Ainda assim o grande problema não está por aí. Vê-se em diversos grupos, as vezes não sendo iniciado pelo pretenso mestre, que é a deificação dos mestres pelos seus alunos, discipulos ou seguidores, fazer de sua palavra uma lei imutável quando este diz veementemente que elas não existem, é hipocrisia dar palavras à boca de seu mestre sem que ele as tenha dito, ou associar a ele suas próprias conquistas, ou apoiar-se nas suas palavras para dar vazão as seus prórios erros e vícios, quando o correto era sanar as dúvidas, resolver os problemas e aprender com as saus palavras. Muito se vê quando em uma discussão, um debate entre irmãos ouvem-se frases tais como: “mas fulano de tal disse que não é assim”, ou “fulano de tal não concorda com isso”, “sicrano disse aquilo outro”, assim ofusca-se os próprios méritos, passa-se a pensar pelas palavras do mestre, e nada se cria, apenas se alimenta o que o mestre já fez.
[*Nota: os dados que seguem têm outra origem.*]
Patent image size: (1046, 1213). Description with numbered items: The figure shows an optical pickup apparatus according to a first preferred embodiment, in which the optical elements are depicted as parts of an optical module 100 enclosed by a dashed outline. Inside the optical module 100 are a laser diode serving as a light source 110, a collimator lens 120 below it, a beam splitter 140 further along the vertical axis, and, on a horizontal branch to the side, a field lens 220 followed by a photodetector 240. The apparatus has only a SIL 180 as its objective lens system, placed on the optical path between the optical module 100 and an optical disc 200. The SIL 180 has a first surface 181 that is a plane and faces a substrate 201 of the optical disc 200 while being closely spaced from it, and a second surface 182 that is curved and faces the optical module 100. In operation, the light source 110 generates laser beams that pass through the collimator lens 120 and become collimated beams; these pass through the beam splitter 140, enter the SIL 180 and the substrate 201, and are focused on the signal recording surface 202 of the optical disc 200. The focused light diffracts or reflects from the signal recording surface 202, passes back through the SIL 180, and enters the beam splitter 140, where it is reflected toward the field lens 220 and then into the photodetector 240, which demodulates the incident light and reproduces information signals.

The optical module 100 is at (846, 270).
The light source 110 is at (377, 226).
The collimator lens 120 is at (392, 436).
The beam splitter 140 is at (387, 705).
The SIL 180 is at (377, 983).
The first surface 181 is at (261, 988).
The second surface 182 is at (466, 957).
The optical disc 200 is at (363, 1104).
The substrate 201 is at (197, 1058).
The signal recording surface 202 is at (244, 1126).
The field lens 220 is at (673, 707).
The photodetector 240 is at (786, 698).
Deve-se buscar o mundo por si mesmo, já mostram as características do altar pessoal, que deve ter a medida de mundo do próprio operador/magista, pois é com os próprios olhos que se vê o mundo, e não pelos olhos do mestre. Guias existem para que coisas novas possam ser criadas, Cristo foi um grande exemplo a ser seguido, mas não para ser adorado, os feitos do mestre, seja ele quem for, são mostras do qeu poe ser feito, provas da força da dedicação e do reto pensar. Aí que separam os neófitos dos mestres, aí que se vê inteligência em sabedoria, e que se veem os verdadeiros mestres, e são eles que devem se procurar, quem te faça pensar por si mesmo, que ensine a ser independente, e não só mais uma marionete, que faça do discipulo, mesmo que sincero, ser apenas mais um tijolo no muro do templo, sempre à margem, sem alcançar ou cumprir sua própria vontade. Deixe de cumprir a vontade de seu mestre, siga-o, mas tenha seu próprio caminho, pois é função do mestre auxiliar outros para serem iguais a ele. É disso qeu fala a verdadeira fraternidade, o verdadeiro companheirismo, os verdaderios guias.